La France n'était pas considéré en général comme terre bénie pour les groupes de rock, Indochine fait figure d'exception. Le groupe - mais peut-on encore parler de groupe, puisque, depuis la mort de son jumeau, Stéphane, en 1999, toute l'entreprise repose sur les épaules de Nicola Sirkis? - existe en effet depuis le printemps 1981.

Sans la fulgurance de Téléphone, la déglingue des Négresses Vertes ou de la Mano Negra, sans la densité de Noir Désir (dix-sept ans au compteur, et une victoire de la musique), Indochine a tracé sa route.

A l'origine, outre son nom en forme de clin d'oeil durassien qui a valu à Nicola sa réputation d'intello (!), le quatuor surfait sur l'univers des ados (Bob Morane et toute l'heroic fantasy), ses ambiguïtés, ses fantasmes, distillants des textes souvent boiteux sur des ritournelles pop mécaniques et sautillantes.

Dans le genre, "Tes Yeux Noirs" ou "Des Fleurs Pour Salinger" sont de vrais bijoux.

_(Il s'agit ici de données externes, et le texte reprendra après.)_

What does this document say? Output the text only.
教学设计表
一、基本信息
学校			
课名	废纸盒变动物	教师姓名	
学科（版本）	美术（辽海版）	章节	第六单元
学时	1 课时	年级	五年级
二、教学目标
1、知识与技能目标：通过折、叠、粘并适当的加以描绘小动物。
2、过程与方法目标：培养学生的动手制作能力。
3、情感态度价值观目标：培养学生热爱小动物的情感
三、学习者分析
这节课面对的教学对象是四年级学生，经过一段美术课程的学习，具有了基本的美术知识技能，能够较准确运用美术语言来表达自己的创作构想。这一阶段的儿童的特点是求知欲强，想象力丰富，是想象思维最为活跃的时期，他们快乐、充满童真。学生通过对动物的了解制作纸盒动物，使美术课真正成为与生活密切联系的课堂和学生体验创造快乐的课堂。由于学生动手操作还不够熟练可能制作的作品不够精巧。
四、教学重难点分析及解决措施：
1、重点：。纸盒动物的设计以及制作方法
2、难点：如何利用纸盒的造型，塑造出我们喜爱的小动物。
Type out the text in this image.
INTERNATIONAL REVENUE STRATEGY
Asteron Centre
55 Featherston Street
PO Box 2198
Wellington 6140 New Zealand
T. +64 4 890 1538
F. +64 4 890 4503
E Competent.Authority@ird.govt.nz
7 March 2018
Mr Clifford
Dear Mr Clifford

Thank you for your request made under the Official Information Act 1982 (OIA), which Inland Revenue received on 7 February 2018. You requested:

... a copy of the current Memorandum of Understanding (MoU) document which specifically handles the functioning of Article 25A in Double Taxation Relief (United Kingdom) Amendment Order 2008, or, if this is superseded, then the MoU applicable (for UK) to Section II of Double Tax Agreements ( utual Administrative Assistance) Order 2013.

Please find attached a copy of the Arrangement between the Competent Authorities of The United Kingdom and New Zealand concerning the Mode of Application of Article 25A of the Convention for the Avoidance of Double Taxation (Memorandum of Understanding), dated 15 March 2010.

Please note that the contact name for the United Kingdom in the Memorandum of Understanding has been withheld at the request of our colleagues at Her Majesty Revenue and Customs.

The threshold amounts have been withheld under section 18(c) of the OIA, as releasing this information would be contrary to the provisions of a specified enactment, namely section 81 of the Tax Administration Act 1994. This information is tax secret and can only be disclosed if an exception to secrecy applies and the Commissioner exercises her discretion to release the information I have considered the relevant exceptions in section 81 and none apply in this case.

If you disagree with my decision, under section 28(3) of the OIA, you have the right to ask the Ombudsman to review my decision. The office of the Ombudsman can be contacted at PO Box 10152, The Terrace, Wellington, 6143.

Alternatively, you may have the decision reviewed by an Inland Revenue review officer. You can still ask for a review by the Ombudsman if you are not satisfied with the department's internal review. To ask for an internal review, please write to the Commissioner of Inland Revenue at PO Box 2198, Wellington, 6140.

Et puis tout ça a pris de la pesanteur. Aujourd'hui, Sirkis se rêve en Thom Yorke ou Bill Corgan. Son nouveau disque, "Paradize", qui vient de sortir pousse à l'extrême cette tendance : machines à tout-va, voix bidouillée, ambiance lourdingue, longueurs.

L'album s'achève sur le superbe "Un singe en hiver", de l'excellent Jean Louis Murat (au casting il y a aussi l'immense Manset avec "Sa Nuit Des Fées"), qui écrit: "Je suis rentré d'Indochine. J'y ai laissé ma jeunesse." Nous aussi. On ne voit pas bien comment, après ça, Sirkis pourrait aller plus loin.